Question

Find the area of the region bounded by the graphs of the given equations. $$ y=\frac{12}{x^{2}+5 x+6}, y=0, x=0, x=1 $$

Short answer

The area of the region bounded by the graphs of the given equations is \(12\ln{(\frac{2}{3})}\)

Step-by-step solution

Understand the problem

The problem gives four bounding equations: \(y=\frac{12}{x^{2}+5 x+6}\), \(y=0\), \(x=0\), and \(x=1\).

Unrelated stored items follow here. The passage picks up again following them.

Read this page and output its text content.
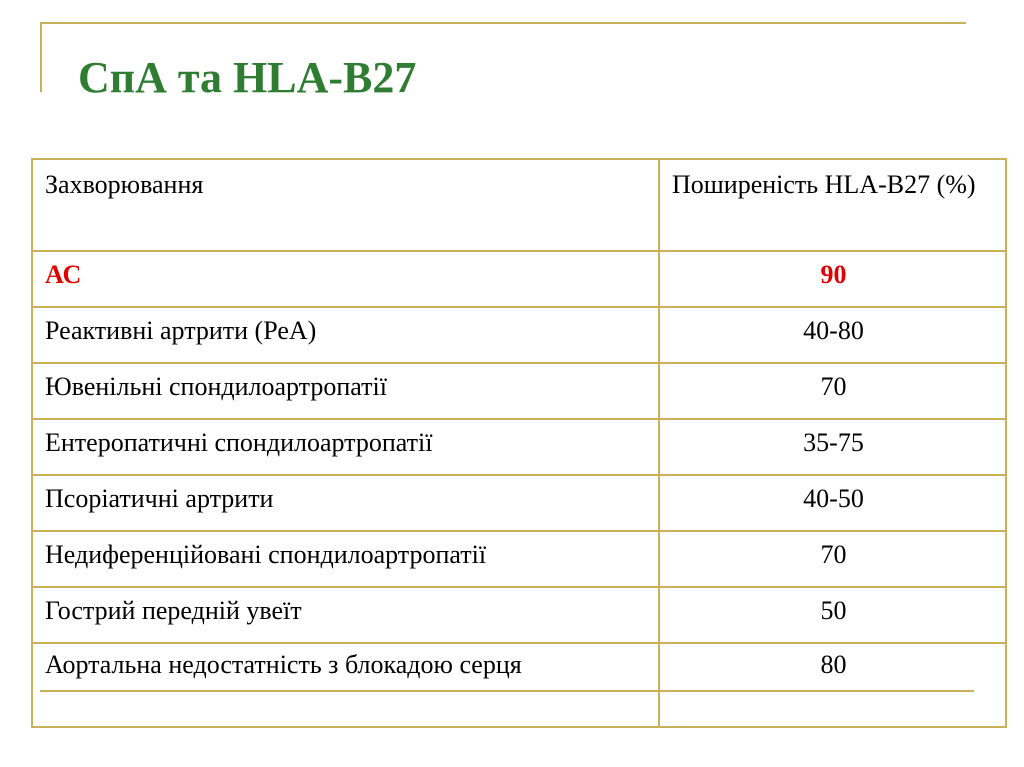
СпА та HLA-B27
Захворювання	Поширеність HLA-B27 (%)
АС	90
Реактивні артрити (РеА)	40-80
Ювенільні спондилоартропатії	70
Ентеропатичні спондилоартропатії	35-75
Псоріатичні артрити	40-50
Недиференційовані спондилоартропатії	70
Гострий передній увеїт	50
Аортальна недостатність з блокадою серця	80
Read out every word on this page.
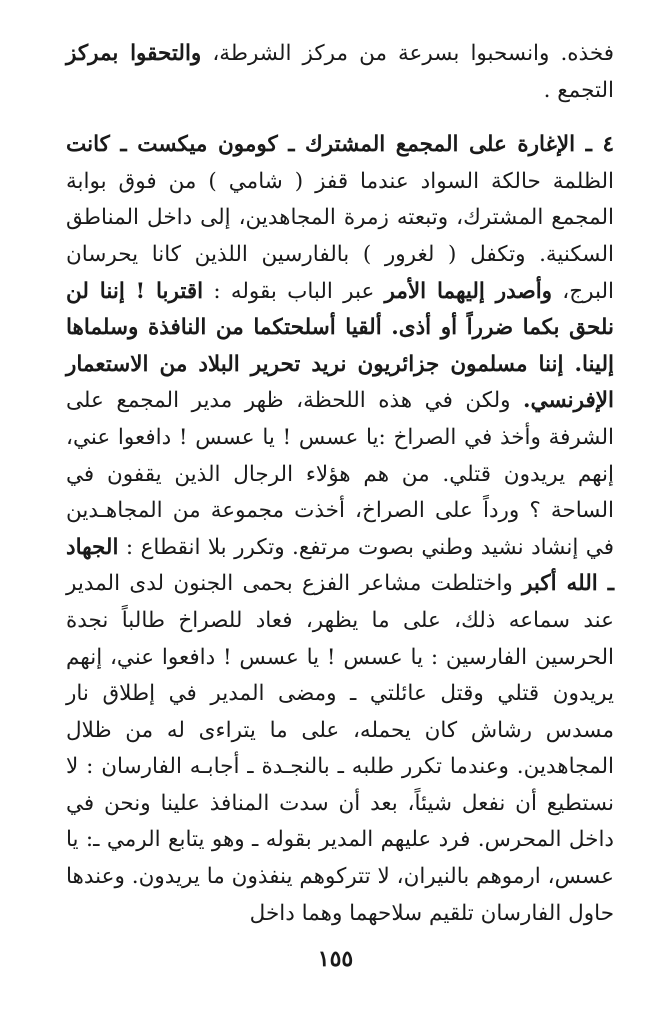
فخذه. وانسحبوا بسرعة من مركز الشرطة، والتحقوا بمركز التجمع .

٤ ـ الإغارة على المجمع المشترك ـ كومون ميكست ـ كانت الظلمة حالكة السواد عندما قفز ( شامي ) من فوق بوابة المجمع المشترك، وتبعته زمرة المجاهدين، إلى داخل المناطق السكنية. وتكفل ( لغرور ) بالفارسين اللذين كانا يحرسان البرج، وأصدر إليهما الأمر عبر الباب بقوله : اقتربا ! إننا لن نلحق بكما ضرراً أو أذى. ألقيا أسلحتكما من النافذة وسلماها إلينا. إننا مسلمون جزائريون نريد تحرير البلاد من الاستعمار الإفرنسي. ولكن في هذه اللحظة، ظهر مدير المجمع على الشرفة وأخذ في الصراخ :يا عسس ! يا عسس ! دافعوا عني، إنهم يريدون قتلي. من هم هؤلاء الرجال الذين يقفون في الساحة ؟ ورداً على الصراخ، أخذت مجموعة من المجاهـدين في إنشاد نشيد وطني بصوت مرتفع. وتكرر بلا انقطاع : الجهاد ـ الله أكبر واختلطت مشاعر الفزع بحمى الجنون لدى المدير عند سماعه ذلك، على ما يظهر، فعاد للصراخ طالباً نجدة الحرسين الفارسين : يا عسس ! يا عسس ! دافعوا عني، إنهم يريدون قتلي وقتل عائلتي ـ ومضى المدير في إطلاق نار مسدس رشاش كان يحمله، على ما يتراءى له من ظلال المجاهدين. وعندما تكرر طلبه ـ بالنجـدة ـ أجابـه الفارسان : لا نستطيع أن نفعل شيئاً، بعد أن سدت المنافذ علينا ونحن في داخل المحرس. فرد عليهم المدير بقوله ـ وهو يتابع الرمي ـ: يا عسس، ارموهم بالنيران، لا تتركوهم ينفذون ما يريدون. وعندها حاول الفارسان تلقيم سلاحهما وهما داخل

١٥٥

These equations set up the boundaries of the area to find.

Set up the integral

From the equation \(y=\frac{12}{x^{2}+5 x+6}\) the integral can be set up as: \(\int_{0}^{1} \frac{12}{x^{2}+5 x+6} dx\).

Simplify the integrand

The integrand can be simplified by doing a partial fractions decomposition to get: \(\int_{0}^{1} (\frac{6}{x+2} - \frac{6}{x+3}) dx\).

Evaluate the integral

The integral can now be evaluated using the fundamental theorem of calculus: \([\frac{6 \ln|x+2|}{1} - \frac{6 \ln|x+3|}{1} ]_{0}^{1} = 6(\ln2-\ln3)-6(\ln3-\ln2) = 12\ln{(\frac{2}{3})}\).